A tourist's delight
Published 10/08/2016 | 02:30
Tourism is critically important to Clare Island. An estimated 15,000 people will visit the island this year, with most staying a night or more, and the employment and business these visitors generate is vital.
There are a range of accommodation types to suit all tastes and budgets, from the hostel, to B&Bs, to the boutique guesthouse experience offered by Clare Island Lighthouse.
Cliara Development Company co-ordinator Caroline Healy says each day brings a different mix of visitors. The day I was talking to her, the various parties included a group from the youth organisation Foróige and a German film crew.
"We have Irish people who come year-on-year to spend two weeks here; and you have Americans looking for their ancestors because a lot of Clare Islanders went to Chicago," she says.
"You have a lot of French, and a lot of Spanish too," she adds.
Most of the visitors enjoy the laid-back atmosphere of the island, and the different pace of life, Caroline explains.
"The topography of the island is also a big attraction," local businessman Carl O'Grady maintains.
"We have mountains, lakes and cliffs, and a blue-flag beach, which is unique for an offshore island," he says - before conceding that Achill has the same, "but it has a bridge".
Carl runs Sailor's Bar and Restaurant and the Go Explore Hostel on Clare Island. By targeting the activity and adventure holiday sector, the business has managed to grow visitor numbers and foster a different clientele.
The activities offered include orienteering, snorkelling and coasteering - where participants are kitted out in wetsuits and life jackets and jump off cliffs.
"The tourist landscape has totally changed. People are interested first of all in what they can do in a place, and then in where they can stay," Carl points out.
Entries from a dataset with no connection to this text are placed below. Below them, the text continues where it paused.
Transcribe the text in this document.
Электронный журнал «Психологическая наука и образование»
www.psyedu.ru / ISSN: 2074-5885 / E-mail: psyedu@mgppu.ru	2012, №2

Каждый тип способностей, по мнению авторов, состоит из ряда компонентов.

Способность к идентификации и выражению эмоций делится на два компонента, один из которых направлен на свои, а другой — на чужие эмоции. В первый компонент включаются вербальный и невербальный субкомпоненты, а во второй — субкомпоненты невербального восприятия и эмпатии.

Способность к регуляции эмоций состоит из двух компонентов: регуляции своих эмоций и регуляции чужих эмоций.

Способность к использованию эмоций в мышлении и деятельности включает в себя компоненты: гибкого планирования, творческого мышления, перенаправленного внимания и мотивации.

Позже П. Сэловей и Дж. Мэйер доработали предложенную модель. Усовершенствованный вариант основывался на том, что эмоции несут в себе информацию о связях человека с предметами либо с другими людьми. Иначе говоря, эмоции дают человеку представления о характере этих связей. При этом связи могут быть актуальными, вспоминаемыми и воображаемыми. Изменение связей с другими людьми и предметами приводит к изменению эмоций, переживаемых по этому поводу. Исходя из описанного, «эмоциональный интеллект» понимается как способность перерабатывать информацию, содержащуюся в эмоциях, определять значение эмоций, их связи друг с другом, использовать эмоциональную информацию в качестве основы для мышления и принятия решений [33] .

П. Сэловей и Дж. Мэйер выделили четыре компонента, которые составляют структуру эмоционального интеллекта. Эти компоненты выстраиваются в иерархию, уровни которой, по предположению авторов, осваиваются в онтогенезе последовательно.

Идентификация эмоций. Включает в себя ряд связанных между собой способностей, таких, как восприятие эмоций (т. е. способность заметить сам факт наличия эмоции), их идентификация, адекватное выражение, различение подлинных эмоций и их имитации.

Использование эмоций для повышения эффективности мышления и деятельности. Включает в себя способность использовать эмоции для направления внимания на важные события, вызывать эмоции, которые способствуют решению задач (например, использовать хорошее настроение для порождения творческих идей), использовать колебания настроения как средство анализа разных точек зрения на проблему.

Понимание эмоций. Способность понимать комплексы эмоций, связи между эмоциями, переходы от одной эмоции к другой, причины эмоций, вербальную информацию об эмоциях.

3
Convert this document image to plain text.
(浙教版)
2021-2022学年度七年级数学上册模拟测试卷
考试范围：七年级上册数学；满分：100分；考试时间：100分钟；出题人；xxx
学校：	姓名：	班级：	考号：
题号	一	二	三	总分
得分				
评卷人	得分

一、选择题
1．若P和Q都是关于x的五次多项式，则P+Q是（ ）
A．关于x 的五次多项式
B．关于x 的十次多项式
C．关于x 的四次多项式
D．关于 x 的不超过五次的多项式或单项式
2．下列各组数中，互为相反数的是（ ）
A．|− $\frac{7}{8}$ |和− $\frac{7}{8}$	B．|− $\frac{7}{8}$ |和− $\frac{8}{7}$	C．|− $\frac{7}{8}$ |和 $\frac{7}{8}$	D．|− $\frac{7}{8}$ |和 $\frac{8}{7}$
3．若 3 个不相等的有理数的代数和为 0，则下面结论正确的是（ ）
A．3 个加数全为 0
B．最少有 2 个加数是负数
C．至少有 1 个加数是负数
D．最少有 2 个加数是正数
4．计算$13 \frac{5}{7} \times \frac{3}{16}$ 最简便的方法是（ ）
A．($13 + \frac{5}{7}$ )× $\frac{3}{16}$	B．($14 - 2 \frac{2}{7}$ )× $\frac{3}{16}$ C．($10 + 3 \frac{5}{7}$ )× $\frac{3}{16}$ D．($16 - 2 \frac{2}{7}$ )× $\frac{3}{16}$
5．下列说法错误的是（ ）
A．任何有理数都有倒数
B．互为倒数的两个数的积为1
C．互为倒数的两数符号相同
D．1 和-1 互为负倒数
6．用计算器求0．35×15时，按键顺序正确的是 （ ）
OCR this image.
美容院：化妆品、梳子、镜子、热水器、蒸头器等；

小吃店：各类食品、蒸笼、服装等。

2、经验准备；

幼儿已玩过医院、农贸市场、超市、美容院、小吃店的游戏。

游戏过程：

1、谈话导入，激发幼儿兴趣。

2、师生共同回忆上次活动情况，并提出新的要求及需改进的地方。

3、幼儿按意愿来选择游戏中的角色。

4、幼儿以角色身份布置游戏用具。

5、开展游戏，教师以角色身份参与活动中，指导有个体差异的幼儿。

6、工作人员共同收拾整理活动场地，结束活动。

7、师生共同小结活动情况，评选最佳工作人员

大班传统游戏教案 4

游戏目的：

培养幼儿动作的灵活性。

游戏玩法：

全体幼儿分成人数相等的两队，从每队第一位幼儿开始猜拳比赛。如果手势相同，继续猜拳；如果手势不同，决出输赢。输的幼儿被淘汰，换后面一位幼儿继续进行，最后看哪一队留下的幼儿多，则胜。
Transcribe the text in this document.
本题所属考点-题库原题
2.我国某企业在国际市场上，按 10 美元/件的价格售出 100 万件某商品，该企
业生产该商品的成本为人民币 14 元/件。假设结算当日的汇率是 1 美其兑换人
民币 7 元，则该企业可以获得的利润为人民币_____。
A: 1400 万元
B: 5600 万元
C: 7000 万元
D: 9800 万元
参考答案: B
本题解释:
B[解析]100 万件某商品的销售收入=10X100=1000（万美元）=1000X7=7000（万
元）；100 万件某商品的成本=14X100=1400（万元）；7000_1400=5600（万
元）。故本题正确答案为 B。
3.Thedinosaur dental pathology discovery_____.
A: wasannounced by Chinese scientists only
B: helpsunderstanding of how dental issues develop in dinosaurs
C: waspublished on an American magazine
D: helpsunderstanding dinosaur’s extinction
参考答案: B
He calls this the "do first, stay later" mentality.
The hostel also runs a number of festivals through the summer. One of the more interesting is a 'singles' adventure festival in September.
Carl insists that it is not a matchmaking festival but that the weekend "will provide the environment" for people to meet. "After that it's up to themselves," he says.
The formula obviously works because the hostel has been booked out for most weekends through the summer.
There is also still plenty to see and do for those who prefer to saunter, rather than gallop, around the place.
Knockmore at 461m offers a serious climb, but the gentle sloping Knocknaveen may be more appealing to many. In addition, there are a plethora of Bronze Age and Iron Age tombs and forts dotted across the island.
The 12th Century Abbey - reputed to be the burial place of Granuaile - is also worth a visit, if only to see the remarkable series of medieval wall and ceilings paintings.
If all this is too much, you could just relax, unwind, and slip down the gears to Clare Island pace.